Congenital heart defects, including intra-atrial and intraventricular septal defects, have been identified in all ape taxa.⁸ Often identified in very young animals, a few cases have been identified in apes that survived into adulthood, such as the case of coarctation of the aorta identified in a 7-year-old male gorilla.³⁰

Causes of infective myocarditis reported to have resulted in death in apes include encephalomyocarditis viral (EMCV) infection in orangutans and bonobos, coxsackie B4 viral infection in an orangutan,²⁰ and Chagas disease (Trypanosoma cruzi infection) in a chimpanzee.¹ Vegetative endocarditis has been associated with alpha-hemolytic Streptococcus and Gemella spp. in gorillas.⁶

Possible Etiologies and Pathogenesis

As noted, fibrosing cardiomyopathy is the most frequent form of CVD in apes and myocardial fibrosis is the result of insult to the myocardium. Its presence interferes with cardiac function through altered contractility or conduction. Factors that have been historically and anecdotally reported in great apes, which could logically be associated with some or all of the cardiac lesions seen in apes include the following: obesity or inactivity; dietary factors and chemical imbalances such as high lipids, iron overload, hypovitaminosis D and E, high salt content, and absence of plants eaten by wild apes that might be cardioprotective^17,25; personality type and behavioral issues that might be associated with psychosocial stress and catecholamine release; endocrinopathies such as diabetes and hypothyroidism; primary or secondary hypertension; and intercurrent diseases, such as renal disease, dental disease, and osteoarthritis.

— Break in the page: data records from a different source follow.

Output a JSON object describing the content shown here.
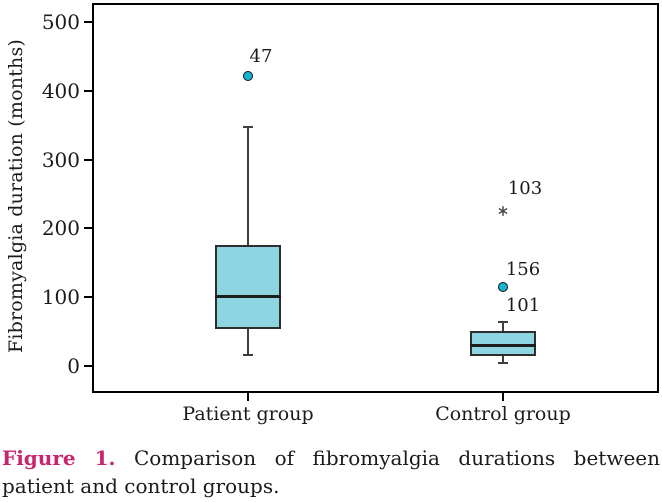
{
  "figure": {
    "caption": {
      "label": "Figure 1.",
      "line1": "Comparison of fibromyalgia durations between",
      "line2": "patient and control groups."
    }
  },
  "colors": {
    "box_fill": "#8ed5e2",
    "box_border": "#2e2e2e",
    "marker_fill": "#17b3d3",
    "asterisk": "#4a4a4a",
    "caption_accent": "#c8246f",
    "text": "#1b1b1b"
  },
  "chart_data": {
    "type": "boxplot",
    "title": "",
    "xlabel": "",
    "ylabel": "Fibromyalgia duration (months)",
    "ylim": [
      0,
      500
    ],
    "yticks": [
      0,
      100,
      200,
      300,
      400,
      500
    ],
    "grid": false,
    "groups": [
      {
        "label": "Patient group",
        "whisker_low": 16,
        "q1": 54,
        "median": 102,
        "q3": 176,
        "whisker_high": 347,
        "outliers": [
          {
            "case": "47",
            "value": 421,
            "symbol": "circle",
            "label_dx": 13,
            "label_dy": -19
          }
        ]
      },
      {
        "label": "Control group",
        "whisker_low": 5,
        "q1": 15,
        "median": 30,
        "q3": 51,
        "whisker_high": 64,
        "outliers": [
          {
            "case": "103",
            "value": 233,
            "symbol": "asterisk",
            "label_dx": 22,
            "label_dy": -17
          },
          {
            "case": "156",
            "value": 115,
            "symbol": "circle",
            "label_dx": 20,
            "label_dy": -17
          },
          {
            "case": "101",
            "value": 115,
            "symbol": "none",
            "label_dx": 20,
            "label_dy": 19
          }
        ]
      }
    ]
  }
}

Many captive apes, whether born in the wild or in captivity, have had many different diets and social, environmental, and other experiences over their relatively long life spans. Similarly, current zoological exhibits often provide younger apes with larger social setting and enhanced exercise opportunities than were available in the past. Intercurrent diseases are often present in apes with CVD, and the interplay between cardiovascular disease and other diseases is under investigation. In orangutans, there is a statistically significant association between renal disease and fibrosing cardiomyopathy,¹⁵ and concurrent renal and heart failure have been reported in a gorilla. It is not known which problem comes first, because chronic renal disease can cause secondary hypertension and primary hypertension can damage the renal vasculature and lead to renal failure. Further characterization of renal disease in apes is warranted to try to answer this question.